No colégio de Bruno, por exemplo, há 385 estudantes. Desses, 281 não têm acesso diário à internet. E mesmo Bruno, que tem internet, não consegue mais acompanhar diariamente as aulas. Com o agravamento da crise econômica causado pela pandemia, ele agora precisa trabalhar com o pai pelo menos duas vezes por semana.

Nos dias em que consegue entrar nas aulas, ele conta, dos 12 estudantes matriculados na sua turma, apenas entre três e cinco costumam participar. “O máximo que eu vi foram seis alunos.” Bruno explica que seus amigos não podem assistir às aulas porque não têm internet ou porque precisam trabalhar. E, muitas vezes, em razão das duas coisas juntas: trabalham e não tem celular ou computador com internet.

Margarete Nunes Santos, 47, é professora do colégio de Bruno e se angustia com a situação. “Ficamos completamente perdidos em 2020, tentamos fazer algumas lives, mas não tínhamos treinamento, e a maior parte dos estudante é de zona rural e não tem internet”, conta. Neste ano, em que está dando aulas remotas, se entristece com o número dos que podem acompanhar: “Já cheguei a dar aula para dois alunos".

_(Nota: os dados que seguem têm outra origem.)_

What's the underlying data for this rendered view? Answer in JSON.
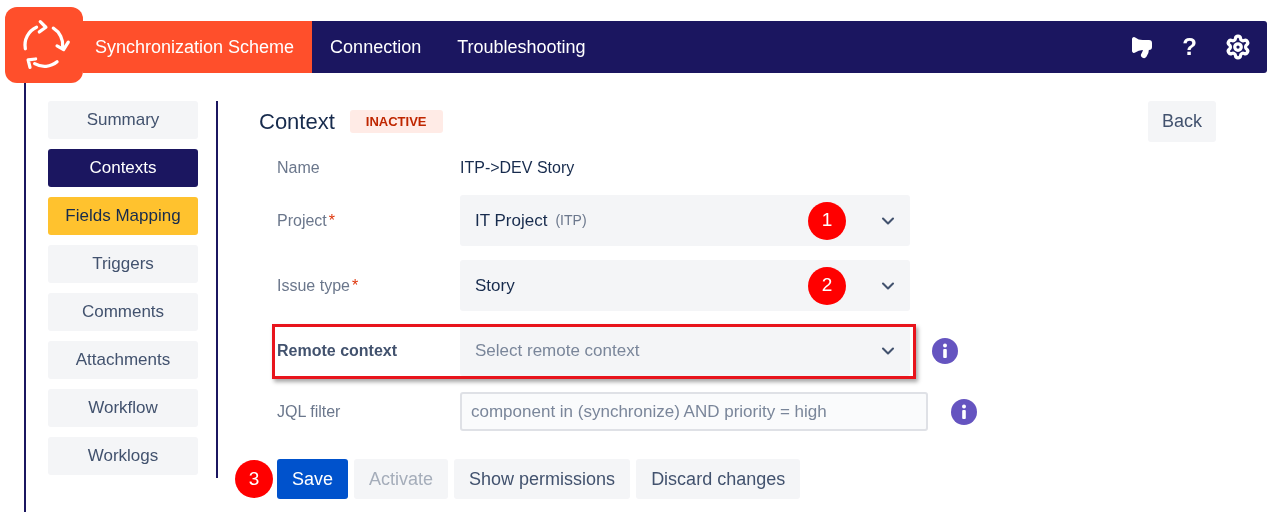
{
  "header": {
    "tabs": [
      {
        "label": "Synchronization Scheme",
        "selected": true
      },
      {
        "label": "Connection",
        "selected": false
      },
      {
        "label": "Troubleshooting",
        "selected": false
      }
    ],
    "help": "?"
  },
  "sidebar": {
    "items": [
      {
        "label": "Summary",
        "selected": false,
        "highlighted": false
      },
      {
        "label": "Contexts",
        "selected": true,
        "highlighted": false
      },
      {
        "label": "Fields Mapping",
        "selected": false,
        "highlighted": true
      },
      {
        "label": "Triggers",
        "selected": false,
        "highlighted": false
      },
      {
        "label": "Comments",
        "selected": false,
        "highlighted": false
      },
      {
        "label": "Attachments",
        "selected": false,
        "highlighted": false
      },
      {
        "label": "Workflow",
        "selected": false,
        "highlighted": false
      },
      {
        "label": "Worklogs",
        "selected": false,
        "highlighted": false
      }
    ]
  },
  "context": {
    "title": "Context",
    "status": "INACTIVE",
    "back": "Back",
    "fields": [
      {
        "kind": "text",
        "label": "Name",
        "value": "ITP->DEV Story"
      },
      {
        "kind": "select",
        "label": "Project",
        "asterisk": "*",
        "value": "IT Project",
        "suffix": "(ITP)",
        "marker": "1",
        "highlighted": false,
        "info": false
      },
      {
        "kind": "select",
        "label": "Issue type",
        "asterisk": "*",
        "value": "Story",
        "marker": "2",
        "highlighted": false,
        "info": false
      },
      {
        "kind": "select",
        "label": "Remote context",
        "placeholder": "Select remote context",
        "highlighted": true,
        "info": true
      },
      {
        "kind": "input",
        "label": "JQL filter",
        "placeholder": "component in (synchronize) AND priority = high",
        "info": true
      }
    ],
    "marker": "3",
    "buttons": [
      {
        "label": "Save",
        "kind": "primary",
        "disabled": false
      },
      {
        "label": "Activate",
        "kind": "default",
        "disabled": true
      },
      {
        "label": "Show permissions",
        "kind": "default",
        "disabled": false
      },
      {
        "label": "Discard changes",
        "kind": "default",
        "disabled": false
      }
    ]
  }
}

A escola tem feito a chamada “busca ativa”, procurando estudantes que se desligaram das aulas para oferecer materiais impressos e suporte para o acompanhamento remoto. Professores se esforçam para dar conta do ensino à distância.

“Muitos de nós tivemos que tirar dinheiro do bolso para melhorar a internet, comprar computador. Eu comprei um celular novo para conseguir dar aulas”, conta. “É muito difícil trabalhar assim, temos que preparar aulas sem saber como, lançar em plataformas, tentar fazer com que chegue aos alunos. Só não surtamos pela misericórdia de Deus”, desabafa.

A Secretaria de Educação da Bahia, por meio de nota, afirma que houve investimento em tecnologia para a rede de ensino, assim como no treinamento de professores e na produção de vídeo-aulas e de outros conteúdos para TV e internet. E que, das 625 escolas monitoradas, 48,9% informaram ter realizado atividades rotineiramente.

Seja como for, o Brasil real se delineia pela experiência de Bruno, para quem estudar tornou-se uma batalha, e a de muitos de seus amigos aos quais só restou a opção de desistir da escola. Como a turma de Sapeaçu, há outras tantas na Bahia e na maioria do país, com pouca ou nenhuma perspectiva.

Apenas seis estados já estão com ensino híbrido, isto é, com aulas remotas intercaladas a presenciais, entre eles São Paulo, Rio de Janeiro e Santa Catarina (os dados são do último levantamento do Conselho Nacional de Secretários de Educação, de 19 de abril). O restante segue, na melhor das hipóteses, com ensino remoto, que, como já ficou mais do que claro na pandemia, é insuficiente, para dizer o mínimo, no aprendizado da educação básica.

Bruno diz que quer se formar na escola e cursar faculdade de psicologia. “É mais do que uma meta, é um sonho.” Pelo acordo assinado pelo Brasil no Dia Internacional da Educação, o país tem de dar ao rapaz baiano as condições para se tornar psicólogo.